Ilha de contradições
Paquetá, como todo território habitado por humanos, é uma ilha de contradições. Aqui, por exemplo, reclama-se o tempo todo. A começar pelas barcas: reclama-se do serviço, da pontualidade, da grade de horários, da qualidade e da velocidade das embarcações; reclama-se, sobretudo, do próprio habitante de Paquetá, que, por supostamente reclamar menos do que deveria, acabaria sendo obrigado a conviver com todos esses problemas.
“Pergunta se o pessoal de Niterói admite um negócio desses?!” é um exemplo de frase repetida todos os dias, nos horários de pico do transporte). Reclama-se do cheiro de esgoto e da sujeira das praias causados pelos empreendimentos na Baía de Guanabara. Reclama-se da falta d’água, da internet lenta, do celular que não dá sinal, da dificuldade de comprar cigarro após as dezoito horas e de uma infinidade de pequenas e grandes coisas, com justiça.
Ainda que os limites visíveis e a segurança de andar por suas ruas pudessem sugerir a ideia de um condomínio fechado – crença comum a muitos moradores -, essa é uma definição que não compreende a ilha. Em Paquetá, por mais que reclamemos e muitas vezes não nos entendamos, há uma necessidade incontornável de encontrar soluções que atendam ao coletivo. Não há na ilha, por exemplo, opção privada de saúde e de educação.

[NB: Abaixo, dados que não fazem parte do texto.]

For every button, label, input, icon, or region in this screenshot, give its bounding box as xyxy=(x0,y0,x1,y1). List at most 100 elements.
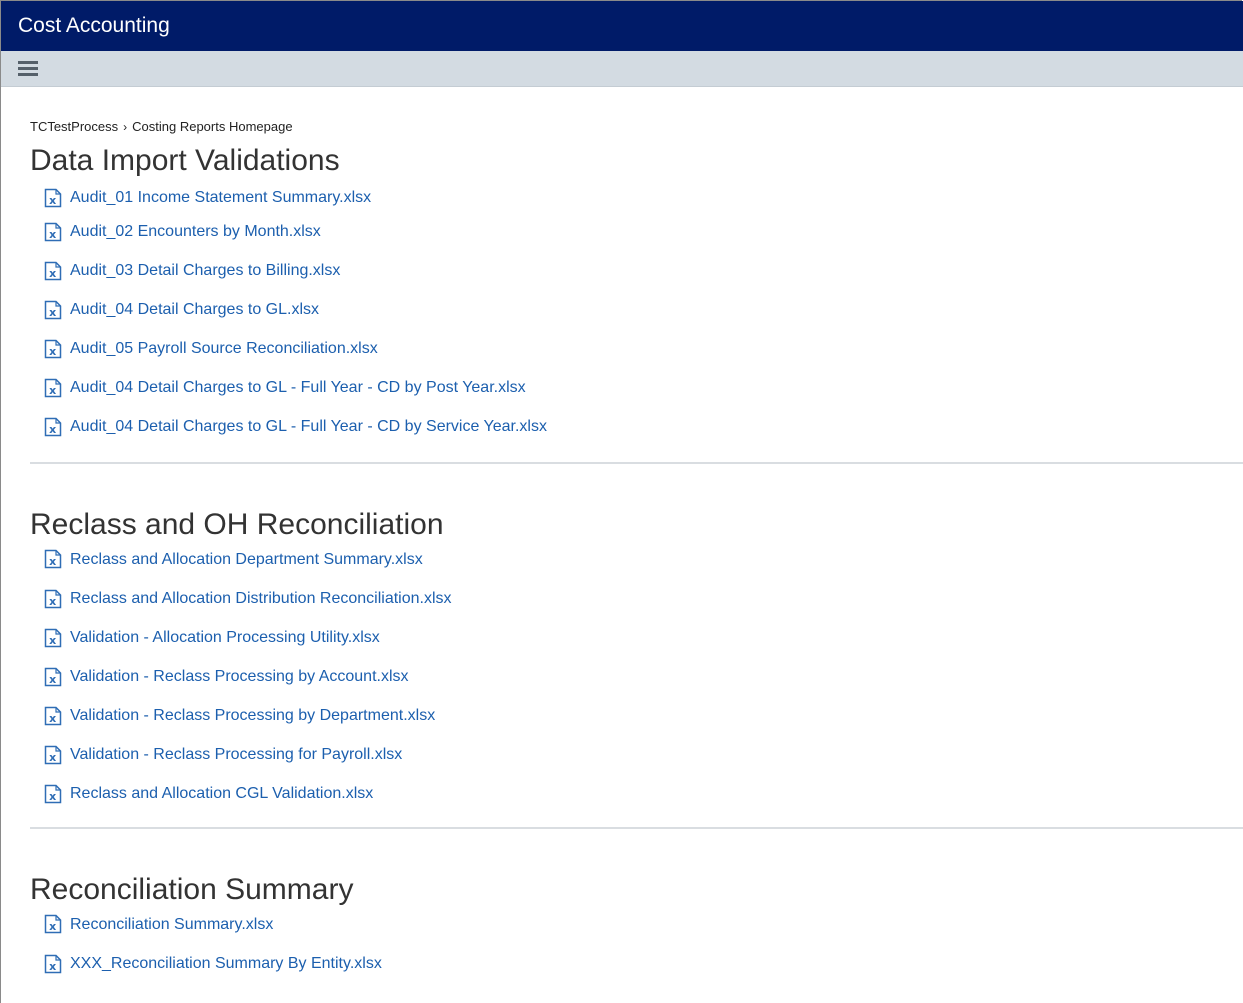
svg-text:x: x xyxy=(49,555,56,568)
svg-text:x: x xyxy=(49,790,56,803)
svg-text:x: x xyxy=(49,194,56,207)
app-title-bar: Cost Accounting xyxy=(1,1,1243,51)
file-name: Audit_01 Income Statement Summary.xlsx xyxy=(70,189,372,206)
excel-file-icon: x xyxy=(44,784,62,803)
file-name: Validation - Reclass Processing by Depar… xyxy=(70,707,436,724)
hamburger-menu-icon[interactable] xyxy=(18,61,38,77)
section-title: Reclass and OH Reconciliation xyxy=(30,508,444,541)
section-divider xyxy=(30,827,1243,829)
excel-file-icon: x xyxy=(44,378,62,397)
excel-file-icon: x xyxy=(44,300,62,319)
file-link[interactable]: x Reconciliation Summary.xlsx xyxy=(44,905,273,944)
list-item: x Validation - Reclass Processing by Acco… xyxy=(44,657,1243,696)
list-item: x Audit_02 Encounters by Month.xlsx xyxy=(44,212,1243,251)
excel-file-icon: x xyxy=(44,188,62,208)
svg-text:x: x xyxy=(49,712,56,725)
breadcrumb-current: Costing Reports Homepage xyxy=(132,119,293,134)
file-link[interactable]: x Audit_04 Detail Charges to GL.xlsx xyxy=(44,290,319,329)
excel-file-icon: x xyxy=(44,261,62,280)
file-link[interactable]: x Validation - Reclass Processing for Pay… xyxy=(44,735,402,774)
file-link[interactable]: x Audit_04 Detail Charges to GL - Full Ye… xyxy=(44,368,526,407)
excel-file-icon: x xyxy=(44,549,62,569)
file-link[interactable]: x XXX_Reconciliation Summary By Entity.xl… xyxy=(44,944,382,983)
file-list: x Reclass and Allocation Department Summa… xyxy=(30,539,1243,813)
list-item: x Audit_05 Payroll Source Reconciliation.… xyxy=(44,329,1243,368)
section-divider xyxy=(30,462,1243,464)
list-item: x Audit_03 Detail Charges to Billing.xlsx xyxy=(44,251,1243,290)
section-reconciliation-summary: Reconciliation Summary x Reconciliation S… xyxy=(30,873,1243,983)
file-list: x Audit_01 Income Statement Summary.xlsx … xyxy=(30,184,1243,446)
file-link[interactable]: x Reclass and Allocation CGL Validation.x… xyxy=(44,774,373,813)
excel-file-icon: x xyxy=(44,745,62,764)
file-name: Audit_05 Payroll Source Reconciliation.x… xyxy=(70,340,378,357)
list-item: x Reclass and Allocation CGL Validation.x… xyxy=(44,774,1243,813)
breadcrumb-root-link[interactable]: TCTestProcess xyxy=(30,119,118,134)
excel-file-icon: x xyxy=(44,954,62,973)
file-name: Validation - Allocation Processing Utili… xyxy=(70,629,380,646)
list-item: x XXX_Reconciliation Summary By Entity.xl… xyxy=(44,944,1243,983)
excel-file-icon: x xyxy=(44,667,62,686)
excel-file-icon: x xyxy=(44,706,62,725)
file-name: Audit_04 Detail Charges to GL - Full Yea… xyxy=(70,418,547,435)
list-item: x Validation - Allocation Processing Util… xyxy=(44,618,1243,657)
list-item: x Audit_04 Detail Charges to GL.xlsx xyxy=(44,290,1243,329)
file-name: Audit_04 Detail Charges to GL.xlsx xyxy=(70,301,320,318)
file-link[interactable]: x Audit_01 Income Statement Summary.xlsx xyxy=(44,184,371,212)
file-name: Reclass and Allocation Department Summar… xyxy=(70,550,423,568)
file-list: x Reconciliation Summary.xlsx x XXX_Reconc… xyxy=(30,904,1243,983)
breadcrumb: TCTestProcess › Costing Reports Homepage xyxy=(30,110,1243,144)
list-item: x Audit_04 Detail Charges to GL - Full Ye… xyxy=(44,368,1243,407)
svg-text:x: x xyxy=(49,960,56,973)
svg-text:x: x xyxy=(49,751,56,764)
file-link[interactable]: x Validation - Allocation Processing Util… xyxy=(44,618,380,657)
excel-file-icon: x xyxy=(44,222,62,241)
file-name: Audit_02 Encounters by Month.xlsx xyxy=(70,223,321,240)
file-link[interactable]: x Validation - Reclass Processing by Depa… xyxy=(44,696,435,735)
file-name: Validation - Reclass Processing for Payr… xyxy=(70,746,403,763)
file-link[interactable]: x Audit_05 Payroll Source Reconciliation.… xyxy=(44,329,378,368)
excel-file-icon: x xyxy=(44,914,62,934)
list-item: x Reconciliation Summary.xlsx xyxy=(44,904,1243,944)
list-item: x Reclass and Allocation Distribution Rec… xyxy=(44,579,1243,618)
file-name: Reclass and Allocation Distribution Reco… xyxy=(70,590,452,607)
svg-text:x: x xyxy=(49,384,56,397)
file-link[interactable]: x Reclass and Allocation Distribution Rec… xyxy=(44,579,452,618)
excel-file-icon: x xyxy=(44,628,62,647)
section-reclass-and-oh-reconciliation: Reclass and OH Reconciliation x Reclass a… xyxy=(30,508,1243,829)
file-link[interactable]: x Validation - Reclass Processing by Acco… xyxy=(44,657,409,696)
main-content: TCTestProcess › Costing Reports Homepage D… xyxy=(30,110,1243,983)
svg-text:x: x xyxy=(49,306,56,319)
section-data-import-validations: Data Import Validations x Audit_01 Income… xyxy=(30,144,1243,464)
file-name: Reclass and Allocation CGL Validation.xl… xyxy=(70,785,374,802)
svg-text:x: x xyxy=(49,228,56,241)
file-link[interactable]: x Audit_02 Encounters by Month.xlsx xyxy=(44,212,321,251)
section-title: Reconciliation Summary xyxy=(30,873,354,906)
section-title: Data Import Validations xyxy=(30,144,340,177)
app-title: Cost Accounting xyxy=(18,14,170,37)
excel-file-icon: x xyxy=(44,417,62,436)
svg-text:x: x xyxy=(49,920,56,933)
svg-text:x: x xyxy=(49,345,56,358)
excel-file-icon: x xyxy=(44,589,62,608)
list-item: x Validation - Reclass Processing by Depa… xyxy=(44,696,1243,735)
svg-text:x: x xyxy=(49,634,56,647)
file-link[interactable]: x Audit_03 Detail Charges to Billing.xlsx xyxy=(44,251,340,290)
svg-text:x: x xyxy=(49,423,56,436)
file-name: Validation - Reclass Processing by Accou… xyxy=(70,668,409,685)
toolbar xyxy=(1,51,1243,87)
file-name: Reconciliation Summary.xlsx xyxy=(70,915,274,933)
file-link[interactable]: x Audit_04 Detail Charges to GL - Full Ye… xyxy=(44,407,547,446)
breadcrumb-separator: › xyxy=(123,120,128,134)
file-name: Audit_04 Detail Charges to GL - Full Yea… xyxy=(70,379,526,396)
svg-text:x: x xyxy=(49,595,56,608)
excel-file-icon: x xyxy=(44,339,62,358)
list-item: x Audit_04 Detail Charges to GL - Full Ye… xyxy=(44,407,1243,446)
svg-text:x: x xyxy=(49,267,56,280)
file-name: Audit_03 Detail Charges to Billing.xlsx xyxy=(70,262,341,279)
svg-text:x: x xyxy=(49,673,56,686)
list-item: x Audit_01 Income Statement Summary.xlsx xyxy=(44,184,1243,212)
file-link[interactable]: x Reclass and Allocation Department Summa… xyxy=(44,540,423,579)
file-name: XXX_Reconciliation Summary By Entity.xls… xyxy=(70,955,382,972)
list-item: x Reclass and Allocation Department Summa… xyxy=(44,539,1243,579)
list-item: x Validation - Reclass Processing for Pay… xyxy=(44,735,1243,774)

Isso resulta em um obrigatório e mais do que saudável convívio entre diferentes classes sociais, em espaços fundamentais como o centro de saúde e a escola – que estão longe de ser perfeitos, compartilhando boa parte dos problemas assistenciais e do ensino públicos em todo o país. Por mais que esse tipo de desenho possa sugerir uma ideia um tanto falsa de espaço democrático, ao menos parece possível afirmar que, em Paquetá, as contradições de todos nós se deixam ver melhor, o que já é um passo enorme na construção de qualquer diálogo e qualquer solução.

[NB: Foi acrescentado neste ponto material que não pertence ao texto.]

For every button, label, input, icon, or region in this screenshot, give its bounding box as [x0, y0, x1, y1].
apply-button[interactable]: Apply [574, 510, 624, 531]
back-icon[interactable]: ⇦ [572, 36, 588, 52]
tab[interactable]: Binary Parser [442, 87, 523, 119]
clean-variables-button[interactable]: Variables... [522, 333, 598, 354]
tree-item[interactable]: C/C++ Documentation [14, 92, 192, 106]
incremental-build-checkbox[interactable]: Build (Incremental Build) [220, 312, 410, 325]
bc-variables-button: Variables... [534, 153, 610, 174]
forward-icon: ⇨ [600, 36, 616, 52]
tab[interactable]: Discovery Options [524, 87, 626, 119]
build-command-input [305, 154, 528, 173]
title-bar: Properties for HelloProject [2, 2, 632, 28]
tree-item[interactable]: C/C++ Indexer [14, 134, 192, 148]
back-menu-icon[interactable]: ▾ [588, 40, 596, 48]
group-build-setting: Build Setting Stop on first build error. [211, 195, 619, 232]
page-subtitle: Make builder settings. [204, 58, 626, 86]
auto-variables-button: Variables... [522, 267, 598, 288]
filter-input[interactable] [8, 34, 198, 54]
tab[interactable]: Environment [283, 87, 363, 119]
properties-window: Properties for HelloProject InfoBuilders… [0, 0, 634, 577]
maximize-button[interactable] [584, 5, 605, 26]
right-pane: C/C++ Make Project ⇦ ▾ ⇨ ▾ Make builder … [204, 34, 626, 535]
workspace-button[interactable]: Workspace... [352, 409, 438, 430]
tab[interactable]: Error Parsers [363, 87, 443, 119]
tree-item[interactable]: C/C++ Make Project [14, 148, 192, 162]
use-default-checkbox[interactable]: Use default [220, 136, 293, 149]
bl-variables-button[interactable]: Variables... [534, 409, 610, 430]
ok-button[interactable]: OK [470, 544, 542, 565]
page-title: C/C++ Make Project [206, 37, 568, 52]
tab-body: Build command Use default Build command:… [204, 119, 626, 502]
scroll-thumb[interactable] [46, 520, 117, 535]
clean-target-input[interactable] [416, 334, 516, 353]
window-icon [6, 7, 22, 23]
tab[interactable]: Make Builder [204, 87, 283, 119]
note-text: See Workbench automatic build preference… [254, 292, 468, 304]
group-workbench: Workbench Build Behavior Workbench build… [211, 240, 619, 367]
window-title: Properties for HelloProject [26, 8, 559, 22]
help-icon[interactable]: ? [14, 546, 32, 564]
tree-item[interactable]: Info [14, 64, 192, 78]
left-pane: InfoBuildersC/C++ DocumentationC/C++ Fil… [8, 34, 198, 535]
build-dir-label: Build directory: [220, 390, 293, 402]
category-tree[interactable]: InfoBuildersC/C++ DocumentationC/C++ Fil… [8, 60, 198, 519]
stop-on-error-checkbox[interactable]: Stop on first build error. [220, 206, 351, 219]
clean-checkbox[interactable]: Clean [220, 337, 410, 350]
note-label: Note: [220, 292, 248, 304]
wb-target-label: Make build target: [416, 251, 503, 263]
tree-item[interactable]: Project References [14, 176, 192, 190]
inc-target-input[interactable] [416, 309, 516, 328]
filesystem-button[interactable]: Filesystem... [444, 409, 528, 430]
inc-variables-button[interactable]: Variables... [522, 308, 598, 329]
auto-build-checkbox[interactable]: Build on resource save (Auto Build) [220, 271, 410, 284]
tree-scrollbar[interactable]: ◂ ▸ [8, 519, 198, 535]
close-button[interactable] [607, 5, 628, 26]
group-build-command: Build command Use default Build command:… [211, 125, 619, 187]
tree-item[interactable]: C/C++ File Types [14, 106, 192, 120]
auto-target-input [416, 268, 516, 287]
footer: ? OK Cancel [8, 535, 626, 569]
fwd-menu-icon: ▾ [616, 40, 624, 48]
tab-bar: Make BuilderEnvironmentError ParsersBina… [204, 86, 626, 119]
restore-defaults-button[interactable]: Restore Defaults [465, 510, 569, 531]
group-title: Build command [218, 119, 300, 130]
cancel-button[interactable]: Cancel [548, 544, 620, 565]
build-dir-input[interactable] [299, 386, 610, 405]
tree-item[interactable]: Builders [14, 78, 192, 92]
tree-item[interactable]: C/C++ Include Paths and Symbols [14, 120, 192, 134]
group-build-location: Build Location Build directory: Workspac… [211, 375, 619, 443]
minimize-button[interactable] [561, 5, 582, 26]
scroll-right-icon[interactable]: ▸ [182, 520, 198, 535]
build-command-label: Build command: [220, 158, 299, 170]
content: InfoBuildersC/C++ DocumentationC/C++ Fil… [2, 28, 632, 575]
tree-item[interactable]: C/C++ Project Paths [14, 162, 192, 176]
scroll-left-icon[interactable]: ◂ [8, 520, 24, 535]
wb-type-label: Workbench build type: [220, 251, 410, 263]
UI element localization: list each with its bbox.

São muitas as ações coletivas que frutificam na ilha. Conheça algumas:
1. Orquestra Jovem Paquetá e Projeto Bem-Te-Vi Paquetá – Trabalho contínuo de formação em música de concerto, o projeto é sediado na Casa de Artes Paquetá e já contabiliza diversas apresentações importantes no Brasil e no exterior.
(http://www.ilhadepaqueta.com.br/casadeartes)
2. Plantar Paquetá – Movimento criado na ilha para a preservação das árvores existentes e replantio. (https://www.facebook.com/groups/148272768653994/?fref=ts)
3. Domingo no Darke: Encontros cariocas – cultura da paz – acontece desde o início de 2013, é uma mostra bimestral de ações sócio-comunitárias e projetos culturais da Ilha de Paquetá, realizada no belíssimo Parque Darke de Matos.
(https://www.facebook.com/Domingo-no-Darke-Encontros-Cariocas-Cultura-da-Paz-902158916473895/)
4. Cineclube PQT – Evento quinzenal de projeção de filmes, seguido de debates que envolvem moradores da ilha e convidados. As sessões são realizadas no restaurante Quintal da Regina.
(http://cineclubepqt.wix.com/cineclubepqt)
5. Horta da alegria – Horta comunitária desenvolvida no canteiro do pátio central da Unidade Integrada de Saúde Manoel Arthur Villaboim, que vem sendo reeditada de tempos em tempos e atualmente está de vento em popa.
(https://www.facebook.com/groups/348685512008339/?fref=ts)
6. Festival da Guanabara – Festival que reúne diversas ações coletivas existentes em Paquetá. Sua primeira edição foi realizada no início de novembro de 2015, espalhando por toda a ilha atividades de música popular e erudita, teatro, dança, além de debates e festas.